1886 yılında Amerika’da işçiler günde 12 saat, haftada 6 gün çalışma zorunlulukları vardı. Bu nedenle İşçi Sendikaları Konfederasyonu önderliğinde bu çalışma düzenine karşı, günlük 8 saatlik çalışma talepleri ile işi bıraktılar. Şikago’da yapılan gösterilere yarım milyon işçi katıldı. Kentaki’de 6 binden fazla siyah ve beyaz işçi, birlikte yürüdü. O dönemde Luizvil’deki parklar, siyahlara kapalıydı. İşçiler, sokaklarda yürüdükten sonra hep birlikte Ulusal Park’a girdi. Her eyalet ve kentte, siyah ve beyaz işçilerin birlikte yaptığı gösteriler, gazeteler tarafından “Böylece önyargı duvarları yıkılmış oldu” şeklinde yorumladılar.
Bu gösteriler 1 Mayıs’ı izleyen günlerde tüm harareti ile devam etti ve 4 Mayıs’ta kanlı Haymarket Olayı’na yol açtı.
Uygulanan yasal baskılarla bu gösterinin tekrarlanması engellendi. 14 Temmuz-21 Temmuz 1889’da toplanan İkinci Enternasyonal’de Fransız bir işçi temsilcisinin önerisiyle 1 Mayıs gününün tüm dünyada “Birlik, mücadele ve dayanışma günü ” olarak kutlanmasına karar verildi. Zamanla 8 saatlik işgünü birçok ülkede resmen kabul edildi. 1 Mayıs böylece işçilerin birlik ve dayanışmasını yansıtan bir bayram niteliğini kazandı.
Ancak, marjinal örgütler 1 Mayıs’ı hep siyasal olarak kullandı. Siyasi çekişmelere zemin oluşturma derdine düştü. Böyle olunca da yıllarca kanlı 1 Mayıs olaylarına sahne oldu.
Türkiye’de 1923 yılında 1 Mayıs günü yasal olarak “İşçi Bayramı” ilan edildi.
1924`te ise hükümet kitlesel 1 Mayıs kutlamalarını yasakladı.
1925`te çıkan Takrir-i Sükun Yasası, İşçi Bayramını kutlamayı yasakladı ve Türkiye’de uzun yıllar bu yasak geçerliliğini korudu. 1935 yılında 1 Mayıs`a “Bahar ve çiçek Bayramı” adı verildi ve ücretsiz tatil günü ilan edildi.
1977 yılında İstanbul Taksim Meydanı’nda yaklaşık 500 bin kişiyle en geniş katılımlı 1 Mayıs toplantısı düzenlendi.

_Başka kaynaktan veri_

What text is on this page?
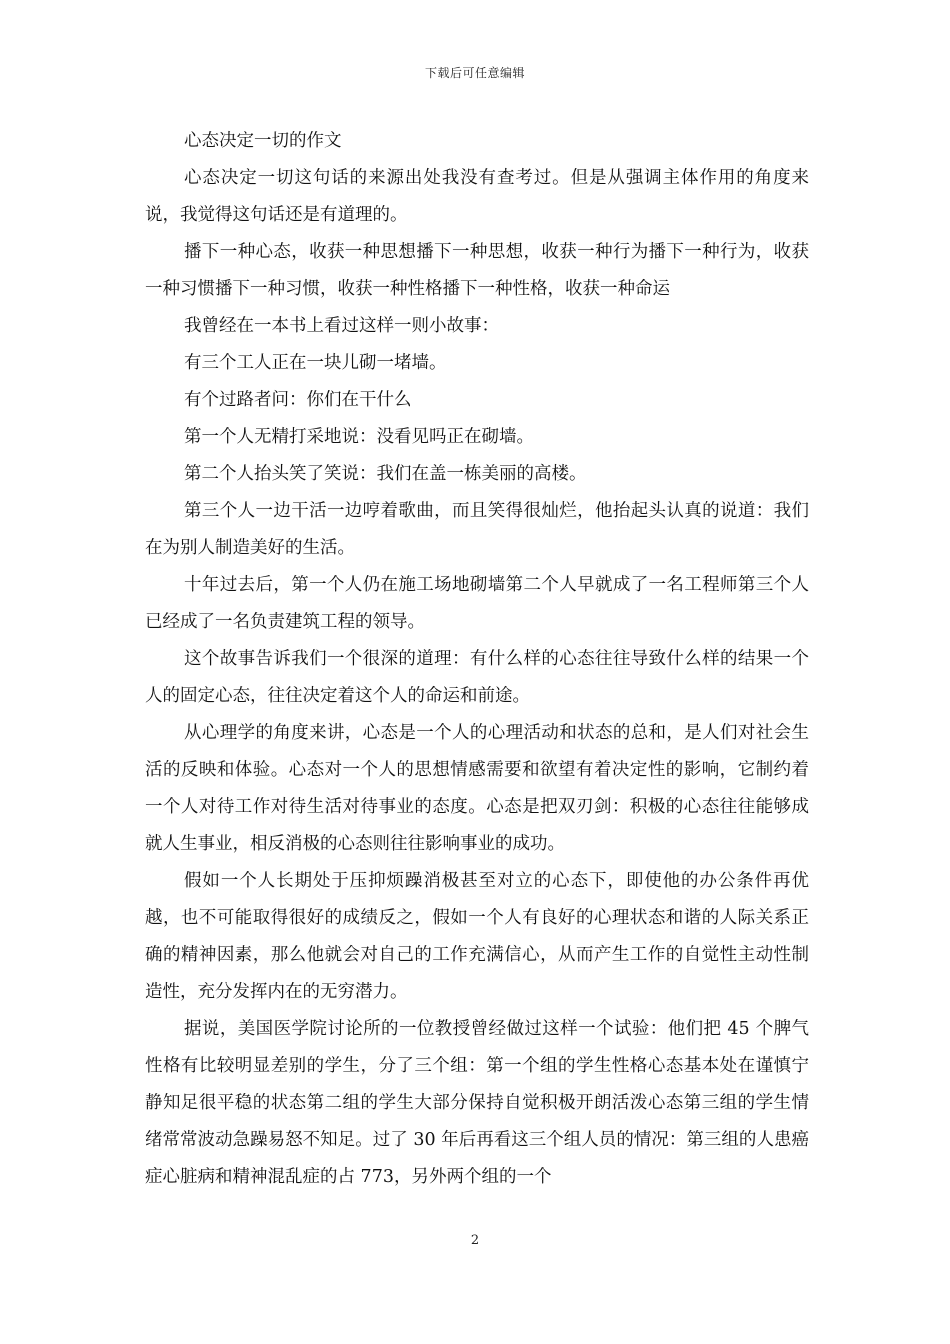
下载后可任意编辑
心态决定一切的作文

心态决定一切这句话的来源出处我没有查考过。但是从强调主体作用的角度来说，我觉得这句话还是有道理的。

播下一种心态，收获一种思想播下一种思想，收获一种行为播下一种行为，收获一种习惯播下一种习惯，收获一种性格播下一种性格，收获一种命运

我曾经在一本书上看过这样一则小故事：

有三个工人正在一块儿砌一堵墙。

有个过路者问：你们在干什么

第一个人无精打采地说：没看见吗正在砌墙。

第二个人抬头笑了笑说：我们在盖一栋美丽的高楼。

第三个人一边干活一边哼着歌曲，而且笑得很灿烂，他抬起头认真的说道：我们在为别人制造美好的生活。

十年过去后，第一个人仍在施工场地砌墙第二个人早就成了一名工程师第三个人已经成了一名负责建筑工程的领导。

这个故事告诉我们一个很深的道理：有什么样的心态往往导致什么样的结果一个人的固定心态，往往决定着这个人的命运和前途。

从心理学的角度来讲，心态是一个人的心理活动和状态的总和，是人们对社会生活的反映和体验。心态对一个人的思想情感需要和欲望有着决定性的影响，它制约着一个人对待工作对待生活对待事业的态度。心态是把双刃剑：积极的心态往往能够成就人生事业，相反消极的心态则往往影响事业的成功。

假如一个人长期处于压抑烦躁消极甚至对立的心态下，即使他的办公条件再优越，也不可能取得很好的成绩反之，假如一个人有良好的心理状态和谐的人际关系正确的精神因素，那么他就会对自己的工作充满信心，从而产生工作的自觉性主动性制造性，充分发挥内在的无穷潜力。

据说，美国医学院讨论所的一位教授曾经做过这样一个试验：他们把 45 个脾气性格有比较明显差别的学生，分了三个组：第一个组的学生性格心态基本处在谨慎宁静知足很平稳的状态第二组的学生大部分保持自觉积极开朗活泼心态第三组的学生情绪常常波动急躁易怒不知足。过了 30 年后再看这三个组人员的情况：第三组的人患癌症心脏病和精神混乱症的占 773，另外两个组的一个

2
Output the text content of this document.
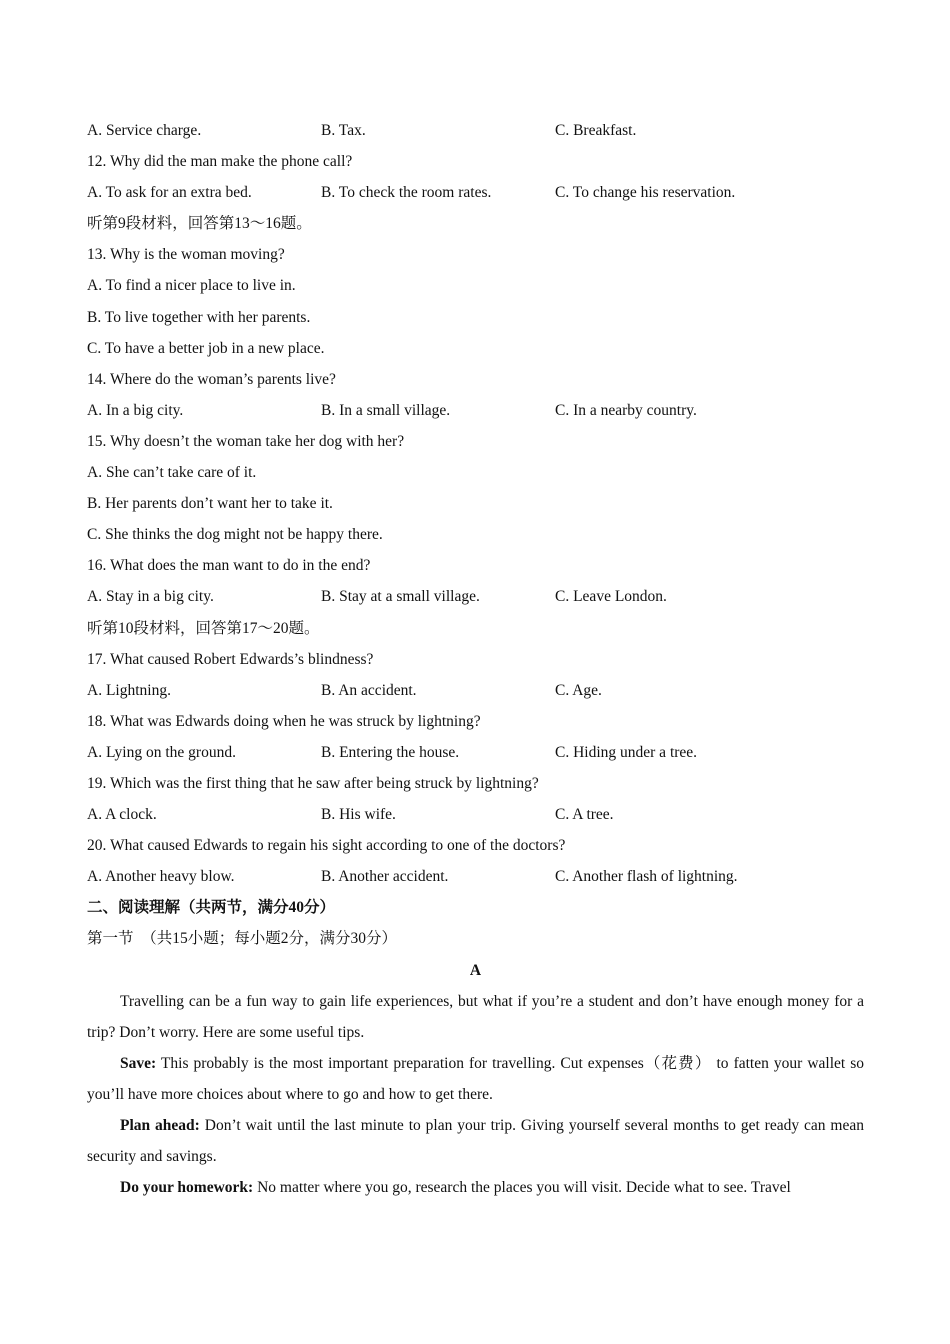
A. Service charge.	B. Tax.	C. Breakfast.
12. Why did the man make the phone call?
A. To ask for an extra bed.	B. To check the room rates.	C. To change his reservation.
听第9段材料，回答第13～16题。
13. Why is the woman moving?
A. To find a nicer place to live in.
B. To live together with her parents.
C. To have a better job in a new place.
14. Where do the woman’s parents live?
A. In a big city.	B. In a small village.	C. In a nearby country.
15. Why doesn’t the woman take her dog with her?
A. She can’t take care of it.
B. Her parents don’t want her to take it.
C. She thinks the dog might not be happy there.
16. What does the man want to do in the end?
A. Stay in a big city.	B. Stay at a small village.	C. Leave London.
听第10段材料，回答第17～20题。
17. What caused Robert Edwards’s blindness?
A. Lightning.	B. An accident.	C. Age.
18. What was Edwards doing when he was struck by lightning?
A. Lying on the ground.	B. Entering the house.	C. Hiding under a tree.
19. Which was the first thing that he saw after being struck by lightning?
A. A clock.	B. His wife.	C. A tree.
20. What caused Edwards to regain his sight according to one of the doctors?
A. Another heavy blow.	B. Another accident.	C. Another flash of lightning.
二、阅读理解（共两节，满分40分）
第一节　（共15小题；每小题2分，满分30分）
A

Travelling can be a fun way to gain life experiences, but what if you’re a student and don’t have enough money for a trip? Don’t worry. Here are some useful tips.

Save: This probably is the most important preparation for travelling. Cut expenses（花费） to fatten your wallet so you’ll have more choices about where to go and how to get there.

Plan ahead: Don’t wait until the last minute to plan your trip. Giving yourself several months to get ready can mean security and savings.

Do your homework: No matter where you go, research the places you will visit. Decide what to see. Travel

Ancak, karanlık bir el tarafından göstericilerin üzerine ateş açıldı ve göstericilerden 34’ü, yaralanarak ve üstlerine ateş açılması sonucu çıkan izdihamda ezilerek öldü. 1977 yılının 1 Mayıs günü, tarihe Kanlı 1 Mayıs olarak geçti. Askeri darbe hazırlığı olarak yapıldığı MİT tarafından Başbakan Süleyman Demirel’e rapor edilince, Kara Kuvvetleri Komutanı Namık Kemal Ersun derhal re’sen emekliye sevk edildi.
Vesayetçiler daima toplumsal hareketleri kullanırlar. Olayların çıkması bazı kesimlerin işine gelir. Gezi olaylarını hatırlatmıyor mu bu olaylar? Aynen öyle…
Toplumsal olayları kullanarak darbe ile iktidara gelen Milli Güvenlik Konseyi 1 Mayıs’ı resmi tatil günü olmaktan çıkardı.
Yıllardır marjinal solun aşırı sahiplendiği ve siyasal hareketler için kullanılan 1 Mayıs, dönemin Başbakanı Recep Tayyip Erdoğan’ın girişimleri ile Ak Parti iktidarında 22 Nisan 2009 tarihinde TBMM’de kabul edilen yasa ile resmi tatil ilan edildi. Vesayetçi sistemin tamamı ise 16 Nisan referandumu ile millet tarafından ortadan kaldırıldı.
Kölelik düzenini ve ırk ve sınıf ayrımı İslam ile sona ermesine rağmen, İslam’ın toplumsal yaşama dair güzelliklerini görmeyen batıya bunu anlatmak gerek.